Тот, кто должен был сойти с ума, лежал в кресле, подняв одно ухо, и с живым интересом наблюдал за тем, как едят люди за столом. Сразу поняв, что речь идет о нем, он неторопливо соскочил, сладко потянулся, подошел и, одной лапой опершись о стул, другой поскреб хозяину колено.
— Ты разве не гулял?.. Гулял? Так что ж ты меня со стула соскребываешь?
Полным неторопливого достоинства движением Прыжок повернул голову и слегка загипнотизировал лежащие на краю стола нарезанные ломтики колбасы.
— Это безобразие — кормить собаку за столом, — сказал Владимир Семенович. — Очень стыдно приличной собаке лопать у стола!
Песик одобрительно подрожал коротеньким обрубком хвоста, в знак того, что отлично понимает, до чего это правильно и приятно закусывать за компанию, всем вместе, и мягко взял губами протянутый ломтик.
— Да уж он станцует... знаешь, как только я решу идти с ним гулять на улицу, он угадывает это безошибочно — сам нырнет головой в поводок, замрет и не шелохнется все время, пока я его застегиваю, а потом уж мы как вырвемся с веселым скандалом во двор, распугаем всех кошек, ворон и больших собак. Он ведь очень мужественный, верно?
Одобрительно прислушиваясь к ее голосу, а вероятно, и к знакомым словам, пес подошел к Юлии, ткнулся носом ей в ступню и с размаху грохнулся, перевернувшись на спину.
— Нельзя его так расхваливать в глаза, он зазнается, — сказал Владимир Семенович.
— Мама каждый раз требует полного отчета, что он делал, как себя чувствует... Она мне раз сказала: вот если бы он, тепленький, мог спать, свернувшись, у нее в ногах на постели и посапывать во сне. Ей было бы в клинике уютно, как дома... Она его вспоминает и говорит, что ей иногда вдруг кажется, что он большой такой, крупный пес, а то кажется, что он совсем маленький...
— Да, правда, про него никак и не скажешь: маленькая собачка, а ведь в сущности он очень небольшой.

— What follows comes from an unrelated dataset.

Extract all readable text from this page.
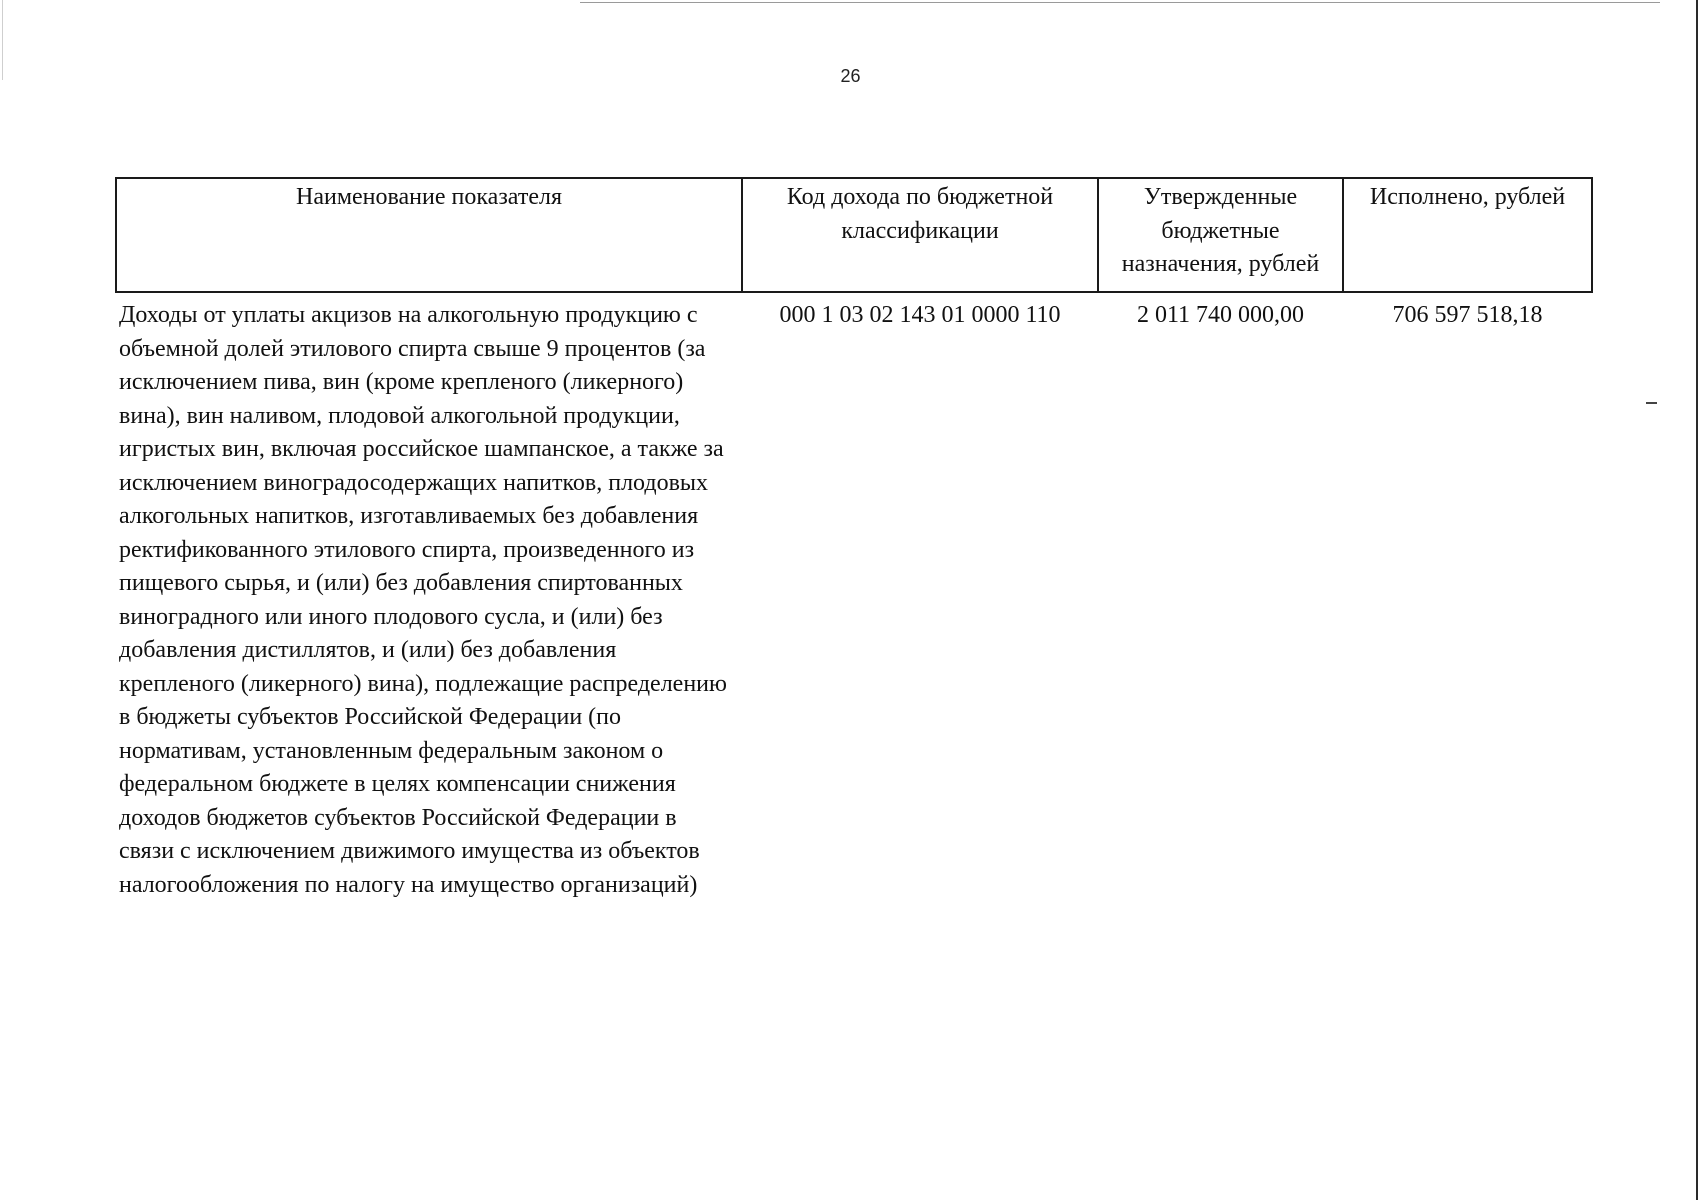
26
Наименование показателя	Код дохода по бюджетной классификации	Утвержденные бюджетные назначения, рублей	Исполнено, рублей
Доходы от уплаты акцизов на алкогольную продукцию с объемной долей этилового спирта свыше 9 процентов (за исключением пива, вин (кроме крепленого (ликерного) вина), вин наливом, плодовой алкогольной продукции, игристых вин, включая российское шампанское, а также за исключением виноградосодержащих напитков, плодовых алкогольных напитков, изготавливаемых без добавления ректификованного этилового спирта, произведенного из пищевого сырья, и (или) без добавления спиртованных виноградного или иного плодового сусла, и (или) без добавления дистиллятов, и (или) без добавления крепленого (ликерного) вина), подлежащие распределению в бюджеты субъектов Российской Федерации (по нормативам, установленным федеральным законом о федеральном бюджете в целях компенсации снижения доходов бюджетов субъектов Российской Федерации в связи с исключением движимого имущества из объектов налогообложения по налогу на имущество организаций)	000 1 03 02 143 01 0000 110	2 011 740 000,00	706 597 518,18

— Он настоящий серьезный большой пес, только небольшого роста.
— Да, что-то в этом роде... Мне мама тоже говорила, что мечтает его погладить, поерошить... Все время мечтает о доме... как вернется... На две-три недели они ей теперь обещали.
Он поставил допитую чашку на блюдце и, осторожно нажимая одним пальцем на ручку, сосредоточенно стал поворачивать чашку, точно переводя стрелку часов.
— Давно когда-то она тоже мечтала: одну неделю... Да, да... после войны. Комнатка у нас, по правде говоря, была плохонькая. Окна чуть выше тротуара. Темновато, сыро, и все такое. Ну, как у всех после войны. Она еще в цеху работала. Там ее толкнуло, и она упала на чугунную плитку, ушибла плечо и колено, и пришлось ей безвыходно... все в этой комнатке, все одной... вот она лежала и мечтала.
— А где я в это время была?
— Трудно сказать. Мы тебя ждали, так мечтали о тебе. А ты где-то задерживалась. Почти десять лет тебя ждали. Волокита какая-то, там тоже бюрократизм, наверное. Тогда мы даже не знали, как тебя назовем — Юлька или Юрка.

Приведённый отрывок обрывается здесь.